Hakim Abu Ali Mansur commenced his reign, according to Moslem historians, with much wisdom, but afterwards acquired a reputation for impiety, cruelty, and unreasoning extravagance, by which he has been rendered odious to posterity. He is said to have had at the same time “courage and boldness, cowardice and timorousness, a love for learning and vindictiveness towards the learned, an inclination to righteousness and a disposition to slay the righteous.” He also arrogated to himself divinity, and commanded his subjects to rise at the mention of his name in the congregational prayers, an edict which was obeyed even in the holy cities, Mecca and Medina. He is most famous in connection with the Druses, a sect which he founded and which still holds him in veneration and believes in his future return to the earth. He had made himself obnoxious to all classes of his subjects when, in the year 397 a.h., he nearly lost his throne by foreign invasion.
[Illustration: 379.jpg MOSQUE OF HAKIM]
Hisham, surnamed Abu-Rekweh, a descendant of the house of Ommaya in Spain, took the province of Barca with a considerable force and subdued Upper Egypt. The caliph, aware of his danger, immediately collected his troops from every quarter of the kingdom, and marched against the invaders, whom, after severe fighting, he defeated and put to flight. Hisham himself was taken prisoner, paraded in Cairo with every aggravation of cruelty, and put to death. Hakim having thus by vigorous measures averted this danger, Egypt continued to groan under his tyranny until the year 411 a.h., when he fell by domestic treachery. His sister Sitt el-Mulk had, in common with the rest of his subjects, incurred his displeasure; and, being fearful for her life, she secretly and by night concerted measures with the emir Saif ed-Dowlah, chief of the guard, who very readily agreed to her plans.

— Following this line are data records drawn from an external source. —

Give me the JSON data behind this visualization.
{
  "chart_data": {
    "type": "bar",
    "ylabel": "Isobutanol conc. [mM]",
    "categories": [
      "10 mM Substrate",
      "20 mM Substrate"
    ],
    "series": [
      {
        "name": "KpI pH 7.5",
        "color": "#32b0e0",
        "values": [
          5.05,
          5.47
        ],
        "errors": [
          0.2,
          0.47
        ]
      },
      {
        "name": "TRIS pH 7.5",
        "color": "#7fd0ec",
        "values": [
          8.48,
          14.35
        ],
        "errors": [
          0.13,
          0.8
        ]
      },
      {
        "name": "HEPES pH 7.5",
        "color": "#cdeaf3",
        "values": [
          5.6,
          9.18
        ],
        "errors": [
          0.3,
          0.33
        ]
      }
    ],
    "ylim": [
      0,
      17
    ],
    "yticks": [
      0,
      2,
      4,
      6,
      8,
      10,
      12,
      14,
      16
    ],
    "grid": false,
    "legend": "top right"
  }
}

Ten slaves, bribed by five hundred dinars each ($1,260), having received their instructions, went forth on the appointed day to the desert tract southward of Cairo, where Hakim, unattended, was in the habit of riding, and waylaid him near the village of Helwan, where they put him to death.
Within a week Hakim’s son Ali had been raised to the caliphate with the title of Dhahir, at the command of Sitt el-Mulk. As Dhahir was only eighteen years old, and in no way educated for the government, Sitt el-Mulk took the reins of government, and was soon looked upon as the instigator of Hakim’s death. This suspicion was strengthened by the fact that his sister had the heir to the throne—who was at that time governor of Aleppo—murdered, and also the chief who had conspired with her in assassinating Hakim. She survived her brother for about four years, but the actual ruler was the Vizier Ali el-Jar jar.